# Review: Canon EOS R6 firmware v1.1.1 by DPReviewTV



## Canon Rumors Guy (Oct 28, 2020)

> Last month, Canon released new firmware for the Canon EOS R6, version 1.1.1. Jordan and the folks at DPReview have now done an extensive review of the latest firmware version for the Canon EOS R6 and came away quite impressed with what Canon improved with the new software.
> Check out the video above for the full review.



Continue reading...


----------



## StevenA (Oct 28, 2020)

Improvements to video record limits with the firmware update and now it looks as if the November update will also add improvements towards that feature. I feel like I bought the R5 at a very reasonable price for what it is shaping up to be even before it rolls out fully to the public.


----------



## HikeBike (Oct 28, 2020)

Haha...loved the closing statement.


----------



## BobbyMillette (Oct 29, 2020)

I bought the R6 + Ninja V thinking that I could get around the overheating like some people did with the R5 but I still encounter overheating at the same rate.


----------



## twoheadedboy (Oct 29, 2020)

BobbyMillette said:


> I bought the R6 + Ninja V thinking that I could get around the overheating like some people did with the R5 but I still encounter overheating at the same rate.



You need to watch this video:


----------



## BobbyMillette (Oct 29, 2020)

twoheadedboy said:


> You need to watch this video:


Yeah I watched this before I bought mine. I shoot real estate videos for a living and I've had my R6 overheat at every single shoot multiple times sometimes after 15 minutes while recording externally. I am in florida though so I'm sure the warm weather doesn't help.


----------



## EOS 4 Life (Oct 29, 2020)

Wake me when they fix EOSHD from getting heated.


----------



## fox40phil (Oct 29, 2020)

BobbyMillette said:


> Yeah I watched this before I bought mine. I shoot real estate videos for a living and I've had my R6 overheat at every single shoot multiple times sometimes after 15 minutes while recording externally. I am in florida though so I'm sure the warm weather doesn't help.



oh my... thats really horrible! what a shame  ... do you record in 4k60?


----------



## EOS 4 Life (Oct 29, 2020)

BobbyMillette said:


> Yeah I watched this before I bought mine. I shoot real estate videos for a living and I've had my R6 overheat at every single shoot multiple times sometimes after 15 minutes while recording externally. I am in florida though so I'm sure the warm weather doesn't help.

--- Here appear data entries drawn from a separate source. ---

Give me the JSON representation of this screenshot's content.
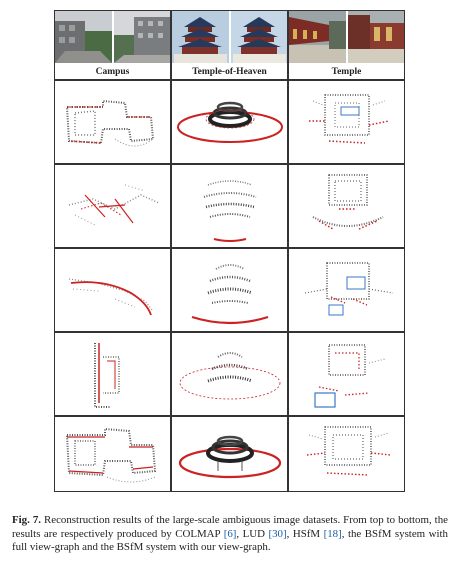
{
  "figure": {
    "datasets": [
      {
        "name": "Campus"
      },
      {
        "name": "Temple-of-Heaven"
      },
      {
        "name": "Temple"
      }
    ],
    "rows": [
      "COLMAP",
      "LUD",
      "HSfM",
      "BSfM full view-graph",
      "BSfM our view-graph"
    ],
    "colors": {
      "points": "#555555",
      "cameras": "#cc2222",
      "highlight": "#3a78c8"
    }
  },
  "caption": {
    "label": "Fig. 7.",
    "text_1": " Reconstruction results of the large-scale ambiguous image datasets. From top to bottom, the results are respectively produced by COLMAP ",
    "ref_1": "[6]",
    "text_2": ", LUD ",
    "ref_2": "[30]",
    "text_3": ", HSfM ",
    "ref_3": "[18]",
    "text_4": ", the BSfM system with full view-graph and the BSfM system with our view-graph."
  }
}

Once you set overheat control off in order to get clean HDMI output the overheating countdown will start even when you are not recording.


----------



## bbasiaga (Oct 29, 2020)

I rented one of these last weekend, and the one thing I didn't think to do was try and make it overheat. I only took about 2 total minutes of video though. 

-Brian


----------



## BobbyMillette (Oct 29, 2020)

fox40phil said:


> oh my... thats really horrible! what a shame  ... do you record in 4k60?


Yes


----------



## BobbyMillette (Oct 29, 2020)

EOS 4 Life said:


> Once you set overheat control off in order to get clean HDMI output the overheating countdown will start even when you are not recording.


Can't you get a clean HDMI output with overheat control on using the new firmware?


----------



## peters (Oct 30, 2020)

Did I understand this right, its not possible to record in any 4k mode with the R6 without running into an overheat?


----------



## EOS 4 Life (Nov 1, 2020)

peters said:


> Did I understand this right, its not possible to record in any 4k mode with the R6 without running into an overheat?


Not unless you use an external recorder or record for less than an hour at a time.


----------



## peters (Nov 2, 2020)

EOS 4 Life said:


> Not unless you use an external recorder or record for less than an hour at a time.


I must say I can work around the limitations of the R5. But not beeing able to record 4k reliable for over an hour AT ALL is pretty disturbing. 
I guess this emphasizes even more the photography party of the camera than the 6D was at its time.


----------